PreLaw Magazine Places Suffolk Law on A-List for IP and Trial Advocacy

Clinics, externships, journals & more factor in “Top Law Schools” specialty rankings
IP Clinic meeting about the Poptop

From Left: Julia Ann Klutkowski JD’19, inventor Cam Bishop BSBA’16, and Professor Loletta Darden JD'91, Director of Suffolk Law’s IP & Entrepreneurship Clinic. Bishop invented an easy-open bottle for children and the elderly.

Suffolk Law is listed among the “Top Law Schools” nationally for intellectual property and trial advocacy in PreLaw Magazine’s spring 2019 issue. Both programs received an A rating.

PreLaw looked at schools’ concentrations, clinics, centers, externships, journals, student groups, certificates, and what it called “other added value.”

One of the centerpieces of the trial advocacy program is the school’s National Trial Team, which has won the New England regional championships of major national trial competitions 29 times in 34 years.

The success of the trial advocacy program, year after year, is based on a few key factors: a large selection of trial advocacy courses; 15 trial/competition teams; top-20-ranked clinics, many of which put students in front of judges in court; and courses like Pretrial Litigation, Appellate Practice, and Dispute Resolution (the DR program is ranked #16 in the country by U.S. News). Judges who are Suffolk alumni regularly return to their alma mater to teach trial advocacy courses.

IP goes beyond the basics

Suffolk students are able to move beyond the basics of Intellectual Property law by taking specialized coursework focused on topics ranging from “IP for start-ups” to licensing and post-grant review. These practical, niche courses contribute to professional success: Suffolk graduates make up 30 percent of the state’s large-firm patent law partners and large numbers of biotech in-house counsel.

Battling Monster Beverage

Students in Suffolk Law's Intellectual Property & Entrepreneurship Clinic put classroom learning to the test in real-world cases. Students in the clinic represent small businesses, inventors, and artists in IP matters. One example: a case against Monster Beverage, the $28 billion soft drink conglomerate. Students’ diligent efforts protected the niche blog MonsterFishKeepers.com in a multi-year case before the Trademark Trial and Appeal Board (TTAB). As defense team member Meaghen Kenney told the Washington Post, the best part was that “they have all this money to burn, and I’m doing it for free.”

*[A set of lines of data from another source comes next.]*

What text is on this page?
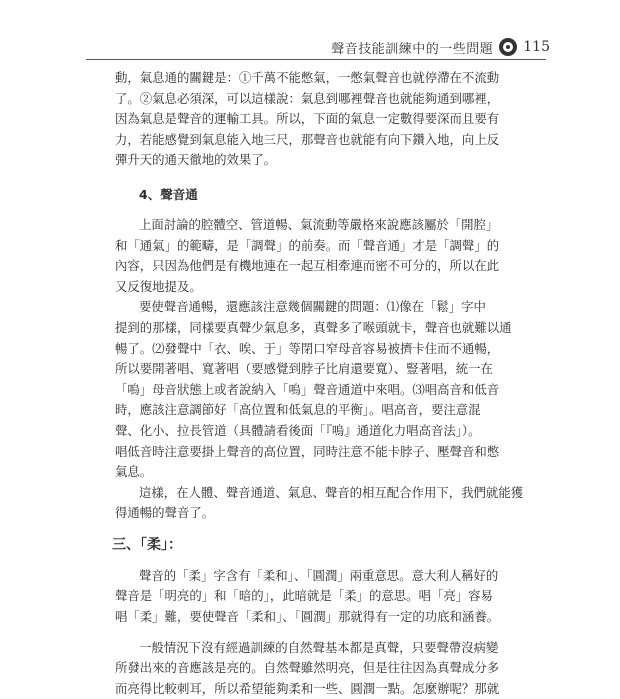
聲音技能訓練中的一些問題 115
動，氣息通的關鍵是：①千萬不能憋氣，一憋氣聲音也就停滯在不流動
了。②氣息必須深，可以這樣說：氣息到哪裡聲音也就能夠通到哪裡，
因為氣息是聲音的運輸工具。所以，下面的氣息一定數得要深而且要有
力，若能感覺到氣息能入地三尺，那聲音也就能有向下鑽入地，向上反
彈升天的通天徹地的效果了。
4、聲音通
上面討論的腔體空、管道暢、氣流動等嚴格來說應該屬於「開腔」
和「通氣」的範疇，是「調聲」的前奏。而「聲音通」才是「調聲」的
內容，只因為他們是有機地連在一起互相牽連而密不可分的，所以在此
又反復地提及。
要使聲音通暢，還應該注意幾個關鍵的問題：⑴像在「鬆」字中
提到的那樣，同樣要真聲少氣息多，真聲多了喉頭就卡，聲音也就難以通
暢了。⑵發聲中「衣、唉、于」等閉口窄母音容易被擠卡住而不通暢，
所以要開著唱、寬著唱（要感覺到脖子比肩還要寬）、豎著唱，統一在
「嗚」母音狀態上或者說納入「嗚」聲音通道中來唱。⑶唱高音和低音
時，應該注意調節好「高位置和低氣息的平衡」。唱高音，要注意混
聲、化小、拉長管道（具體請看後面「『嗚』通道化力唱高音法」）。
唱低音時注意要掛上聲音的高位置，同時注意不能卡脖子、壓聲音和憋
氣息。
這樣，在人體、聲音通道、氣息、聲音的相互配合作用下，我們就能獲
得通暢的聲音了。
三、「柔」：
聲音的「柔」字含有「柔和」、「圓潤」兩重意思。意大利人稱好的
聲音是「明亮的」和「暗的」，此暗就是「柔」的意思。唱「亮」容易
唱「柔」難，要使聲音「柔和」、「圓潤」那就得有一定的功底和涵養。
一般情況下沒有經過訓練的自然聲基本都是真聲，只要聲帶沒病變
所發出來的音應該是亮的。自然聲雖然明亮，但是往往因為真聲成分多
而亮得比較刺耳，所以希望能夠柔和一些、圓潤一點。怎麼辦呢？那就
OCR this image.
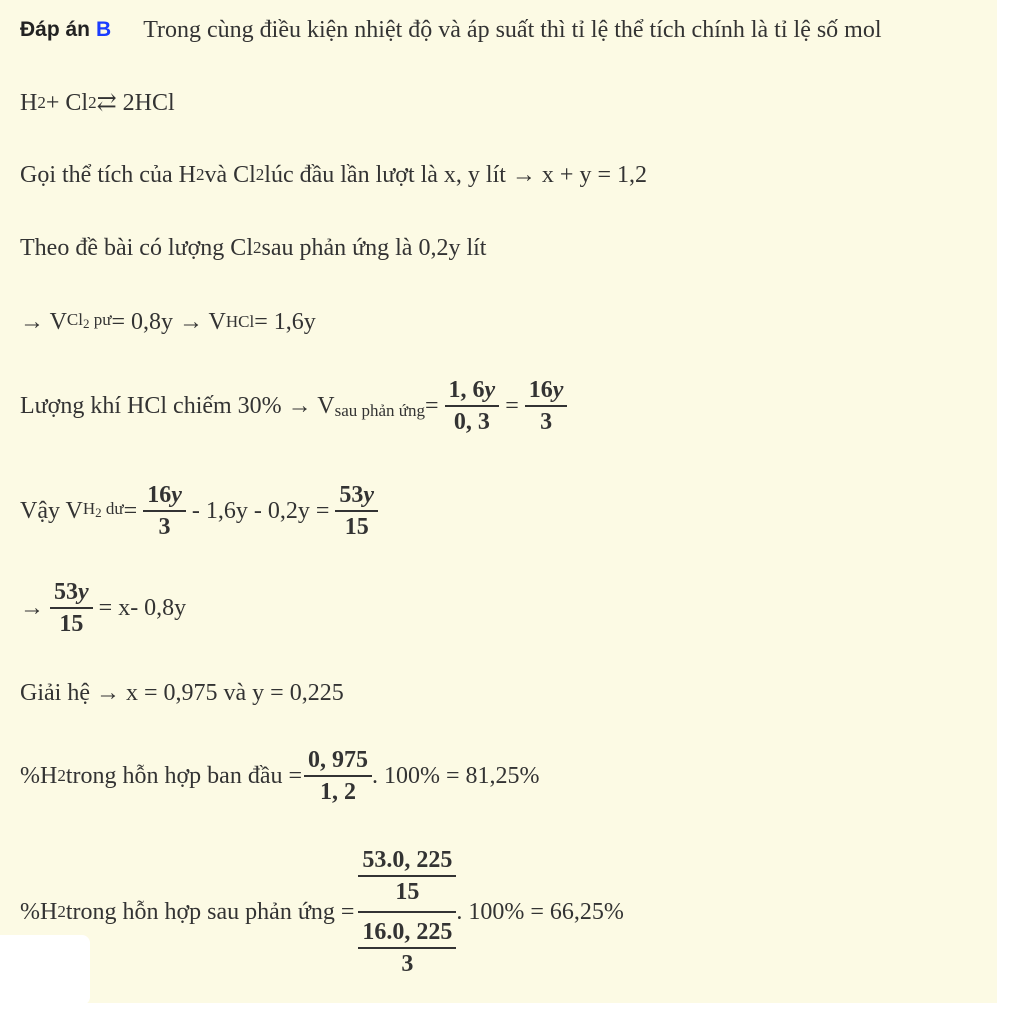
Đáp án B Trong cùng điều kiện nhiệt độ và áp suất thì tỉ lệ thể tích chính là tỉ lệ số mol
H 2 + Cl 2 ⇄ 2HCl
Gọi thể tích của H 2 và Cl 2 lúc đầu lần lượt là x, y lít → x + y = 1,2
Theo đề bài có lượng Cl 2 sau phản ứng là 0,2y lít
→ V $Cl_2$ pư = 0,8y → V HCl = 1,6y
Lượng khí HCl chiếm 30% → V sau phản ứng = $\frac{1, 6y}{0, 3} = \frac{16y}{3}$
Vậy V $H_2$ dư = $\frac{16y}{3} - 1,6y - 0,2y = \frac{53y}{15}$
→ $\frac{53y}{15} = x-$ 0,8y
Giải hệ → x = 0,975 và y = 0,225
%H 2 trong hỗn hợp ban đầu = $\frac{0, 975}{1, 2}$ . 100% = 81,25%
%H 2 trong hỗn hợp sau phản ứng = $\frac{\frac{53.0, 225}{15}}{\frac{16.0, 225}{3}}$ . 100% = 66,25%
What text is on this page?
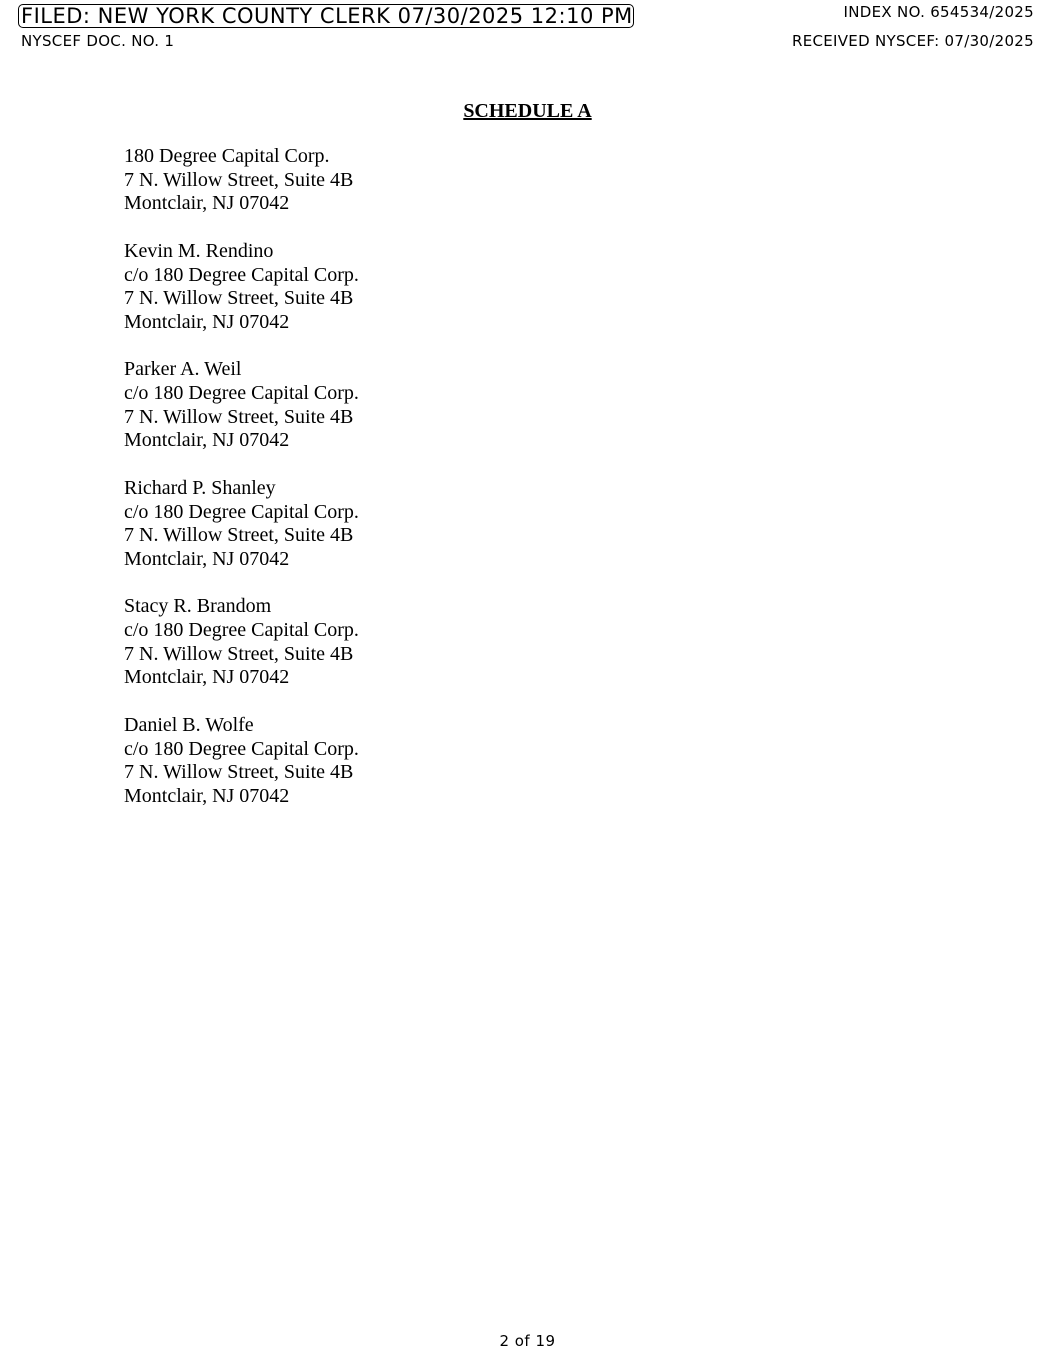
FILED: NEW YORK COUNTY CLERK 07/30/2025 12:10 PM	INDEX NO. 654534/2025
NYSCEF DOC. NO. 1	RECEIVED NYSCEF: 07/30/2025
SCHEDULE A
180 Degree Capital Corp.
7 N. Willow Street, Suite 4B
Montclair, NJ 07042
Kevin M. Rendino
c/o 180 Degree Capital Corp.
7 N. Willow Street, Suite 4B
Montclair, NJ 07042
Parker A. Weil
c/o 180 Degree Capital Corp.
7 N. Willow Street, Suite 4B
Montclair, NJ 07042
Richard P. Shanley
c/o 180 Degree Capital Corp.
7 N. Willow Street, Suite 4B
Montclair, NJ 07042
Stacy R. Brandom
c/o 180 Degree Capital Corp.
7 N. Willow Street, Suite 4B
Montclair, NJ 07042
Daniel B. Wolfe
c/o 180 Degree Capital Corp.
7 N. Willow Street, Suite 4B
Montclair, NJ 07042
2 of 19
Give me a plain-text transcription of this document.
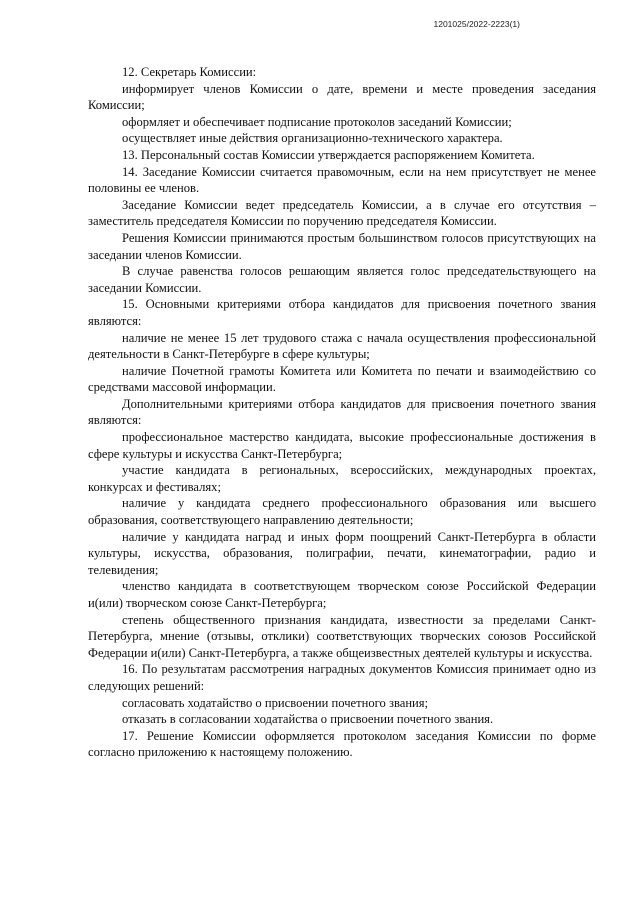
1201025/2022-2223(1)

12. Секретарь Комиссии:

информирует членов Комиссии о дате, времени и месте проведения заседания Комиссии;

оформляет и обеспечивает подписание протоколов заседаний Комиссии;

осуществляет иные действия организационно-технического характера.

13. Персональный состав Комиссии утверждается распоряжением Комитета.

14. Заседание Комиссии считается правомочным, если на нем присутствует не менее половины ее членов.

Заседание Комиссии ведет председатель Комиссии, а в случае его отсутствия – заместитель председателя Комиссии по поручению председателя Комиссии.

Решения Комиссии принимаются простым большинством голосов присутствующих на заседании членов Комиссии.

В случае равенства голосов решающим является голос председательствующего на заседании Комиссии.

15. Основными критериями отбора кандидатов для присвоения почетного звания являются:

наличие не менее 15 лет трудового стажа с начала осуществления профессиональной деятельности в Санкт-Петербурге в сфере культуры;

наличие Почетной грамоты Комитета или Комитета по печати и взаимодействию со средствами массовой информации.

Дополнительными критериями отбора кандидатов для присвоения почетного звания являются:

профессиональное мастерство кандидата, высокие профессиональные достижения в сфере культуры и искусства Санкт-Петербурга;

участие кандидата в региональных, всероссийских, международных проектах, конкурсах и фестивалях;

наличие у кандидата среднего профессионального образования или высшего образования, соответствующего направлению деятельности;

наличие у кандидата наград и иных форм поощрений Санкт-Петербурга в области культуры, искусства, образования, полиграфии, печати, кинематографии, радио и телевидения;

членство кандидата в соответствующем творческом союзе Российской Федерации и(или) творческом союзе Санкт-Петербурга;

степень общественного признания кандидата, известности за пределами Санкт-Петербурга, мнение (отзывы, отклики) соответствующих творческих союзов Российской Федерации и(или) Санкт-Петербурга, а также общеизвестных деятелей культуры и искусства.

16. По результатам рассмотрения наградных документов Комиссия принимает одно из следующих решений:

согласовать ходатайство о присвоении почетного звания;

отказать в согласовании ходатайства о присвоении почетного звания.

17. Решение Комиссии оформляется протоколом заседания Комиссии по форме согласно приложению к настоящему положению.
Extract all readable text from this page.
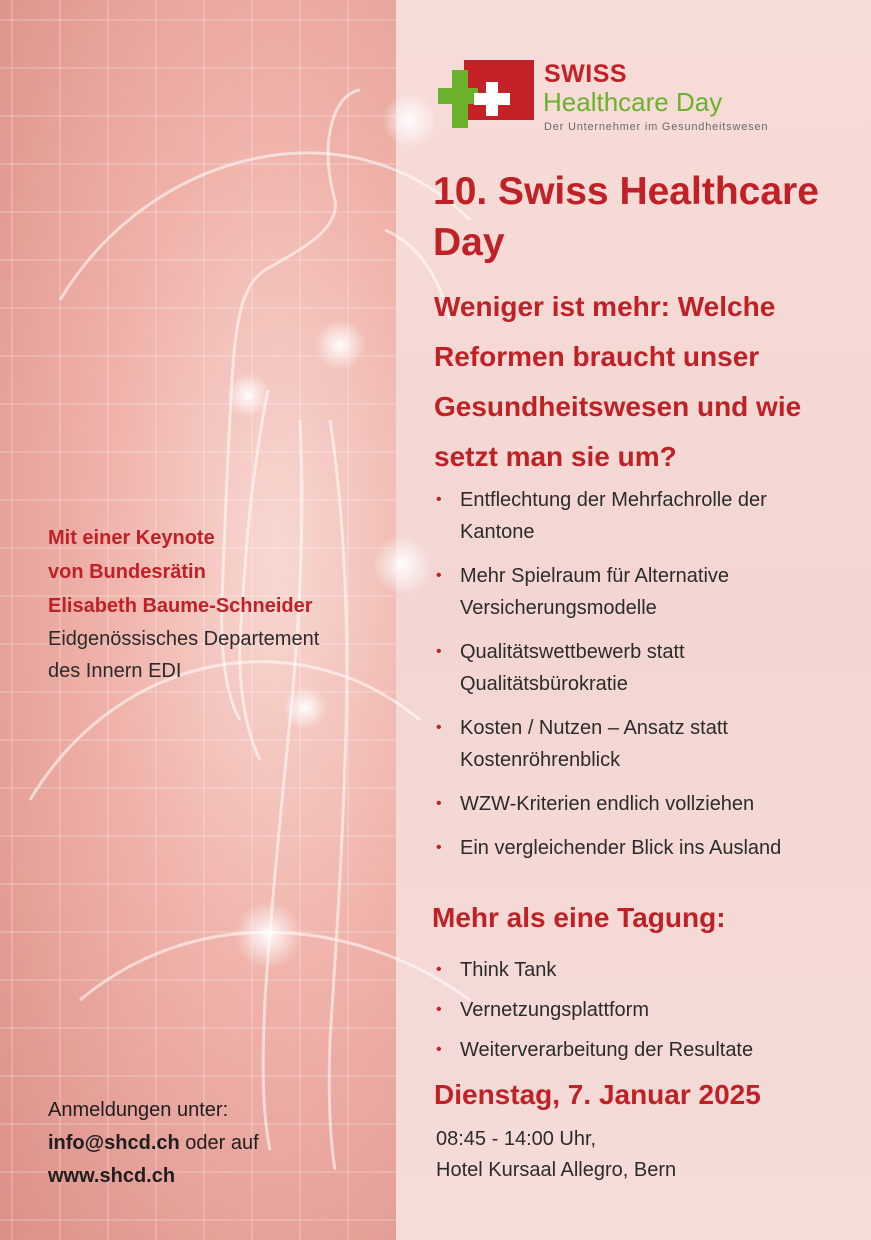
SWISS
Healthcare Day
Der Unternehmer im Gesundheitswesen
10. Swiss Healthcare Day
Weniger ist mehr: Welche Reformen braucht unser Gesundheitswesen und wie setzt man sie um?
• Entflechtung der Mehrfachrolle der Kantone
• Mehr Spielraum für Alternative Versicherungsmodelle
• Qualitätswettbewerb statt Qualitätsbürokratie
• Kosten / Nutzen – Ansatz statt Kostenröhrenblick
• WZW-Kriterien endlich vollziehen
• Ein vergleichender Blick ins Ausland
Mehr als eine Tagung:
• Think Tank
• Vernetzungsplattform
• Weiterverarbeitung der Resultate
Dienstag, 7. Januar 2025
08:45 - 14:00 Uhr,
Hotel Kursaal Allegro, Bern
Mit einer Keynote
von Bundesrätin
Elisabeth Baume-Schneider
Eidgenössisches Departement
des Innern EDI
Anmeldungen unter:
info@shcd.ch oder auf
www.shcd.ch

The victory follows another favorable TTAB ruling, in which IP clinic students protected the trademark of women’s-clothing brand NautiGirl against apparel giant Nautica. According to the Seattle Times, the three-year pro bono battle saved the students’ small business client more than $200,000.

PreLaw is not the only publication to hold Suffolk Law programs in high esteem. U.S. News & World Report ranked Suffolk’s trial advocacy program 15th in the country for 2020, the fourth consecutive year it has been ranked in the top 20 in that publication’s “Best Grad Schools” guide.